I first read the book Peace is Every Step at 23. The concept is to use breathing and smiling as a way to become more mindful in life. I tasted that peace the first time I tried it but could never sustain it. Over the years, I kept thinking I had arrived as I made sense of pain and feelings I had experienced growing up. Then life would throw me curves and I would spiral back into my ego/fear based ways. I realize the cause of this: I did not do the spiritual work on myself that I was called to do. I was too busy working on others, reacting to reflections I saw because I wanted to “help” others.
Just took a 49 day trip through 12 states, relinquishing control to the All, feeling my first true fall and learning about the energies that exist in life and their impact on me. Energies I ignored because of the familiarity of my surroundings.
In the process, I realized that peace and the Divine were everything if I opened myself up to it. Through opening up, I saw that I could feel all of this because it was already within in me.
On day 50, back in Hawaii, that is when it really hit…
I went to Ala Moana Beach Park to watch the sunset. I was really excited because the Hawaii sunsets are so beautiful and I missed seeing the sun goes past the water. Call me sentimental…
It was epic that day because the full moon was high behind me!

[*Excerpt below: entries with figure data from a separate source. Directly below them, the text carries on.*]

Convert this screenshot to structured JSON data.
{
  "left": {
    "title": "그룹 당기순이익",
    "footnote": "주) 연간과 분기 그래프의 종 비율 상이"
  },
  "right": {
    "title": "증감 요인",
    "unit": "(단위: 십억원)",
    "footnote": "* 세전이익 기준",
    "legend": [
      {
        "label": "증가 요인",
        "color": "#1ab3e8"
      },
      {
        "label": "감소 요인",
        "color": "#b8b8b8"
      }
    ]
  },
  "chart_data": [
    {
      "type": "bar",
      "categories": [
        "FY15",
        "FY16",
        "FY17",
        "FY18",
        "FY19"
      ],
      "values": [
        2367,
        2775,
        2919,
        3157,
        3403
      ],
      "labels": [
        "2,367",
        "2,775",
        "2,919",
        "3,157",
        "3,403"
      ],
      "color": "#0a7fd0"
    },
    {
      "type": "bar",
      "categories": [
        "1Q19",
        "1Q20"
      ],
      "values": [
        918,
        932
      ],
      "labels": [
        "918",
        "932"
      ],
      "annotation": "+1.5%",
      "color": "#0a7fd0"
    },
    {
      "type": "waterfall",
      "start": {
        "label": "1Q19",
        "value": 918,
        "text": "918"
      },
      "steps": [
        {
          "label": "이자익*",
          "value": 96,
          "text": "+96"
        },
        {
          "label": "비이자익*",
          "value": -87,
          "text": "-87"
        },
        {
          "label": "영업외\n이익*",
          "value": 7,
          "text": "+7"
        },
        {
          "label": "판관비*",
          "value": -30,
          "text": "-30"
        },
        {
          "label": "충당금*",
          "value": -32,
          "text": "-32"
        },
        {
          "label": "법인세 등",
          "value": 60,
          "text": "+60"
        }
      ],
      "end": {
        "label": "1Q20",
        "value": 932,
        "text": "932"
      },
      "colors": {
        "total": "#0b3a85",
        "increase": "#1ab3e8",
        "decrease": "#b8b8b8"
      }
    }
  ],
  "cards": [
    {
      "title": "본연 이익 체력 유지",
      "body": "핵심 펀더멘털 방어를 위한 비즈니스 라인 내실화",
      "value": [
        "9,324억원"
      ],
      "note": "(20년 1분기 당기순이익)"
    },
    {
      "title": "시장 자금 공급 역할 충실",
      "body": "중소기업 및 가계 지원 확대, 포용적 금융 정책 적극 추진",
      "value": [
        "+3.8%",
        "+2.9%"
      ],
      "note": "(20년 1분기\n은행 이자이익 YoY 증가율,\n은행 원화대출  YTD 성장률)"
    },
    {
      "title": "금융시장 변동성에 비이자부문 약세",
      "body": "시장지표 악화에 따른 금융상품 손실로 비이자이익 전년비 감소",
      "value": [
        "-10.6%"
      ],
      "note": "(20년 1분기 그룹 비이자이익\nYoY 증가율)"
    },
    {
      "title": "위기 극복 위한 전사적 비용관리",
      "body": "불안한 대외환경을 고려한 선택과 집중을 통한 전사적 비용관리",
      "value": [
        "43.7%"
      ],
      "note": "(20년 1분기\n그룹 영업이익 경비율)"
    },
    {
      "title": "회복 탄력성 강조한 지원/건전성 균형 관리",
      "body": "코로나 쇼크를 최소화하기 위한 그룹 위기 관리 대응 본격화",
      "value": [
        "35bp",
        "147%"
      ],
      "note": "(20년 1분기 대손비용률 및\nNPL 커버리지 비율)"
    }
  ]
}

I said a prayer and meditated and it felt as though I had come full circle.
Three months ago I had the realization that I felt dead inside. I felt that same death three years before, thinking that being with the woman I wanted to share a life with and having a job in something I loved would make it all better. Three months ago I had both and yet that death persisted and it was eating away at me.
Well, like a river, life can change its course without warning. As the yarn has untangled I have learned to be present, to be grateful for being alive, and happy living minimally. The result showed as I sat there physically alone and felt the power of the moment, the energy of this miracle of my existence, and not wish the moment was any different due to circumstance, job, partner, whatever.
I am truly grateful for the magical experience I had. It is a long story to tell and maybe I will write it, maybe I won’t but I am content having experienced it for me, what it has given to me. I am eternally grateful for the way in which the Spirit/God/the Buddha-Christ Consciousness/ the All has spoken through all people, creatures, and aspects of life.
I feel like I was given a gift by this trip. People told me I’d meet someone else and fall in love on the trip. I did… I met me and I love that!
And the biggest thing I found, my faith, what I believe , my own creed:
All things are Brahman (God), Aloha ke Akua (God is love), life in its simplest form is energy, all feeling has energy, and the greatest feeling I have ever felt is love. I believe in love.
Love has carried me through the darkest of times and has been there to wink at me in nature, in others, in it all! I believe in love because love has shown me who I am, that I am change, and that I can/will grow and adapt through whatever life throws my way. I believe in love because it showed itself to me in so many ways on this trip and throughout my life. I believe in love because it is through love that I have been able to accept the circumstances and events of my life as they are. I believe in love and it feels amazing to understand what that means to me.
There were some wishes sent my way over this past year and they have opened me up in more ways than you could imagine. There are no words to share what I feel so I’ll keep it short: Thank You.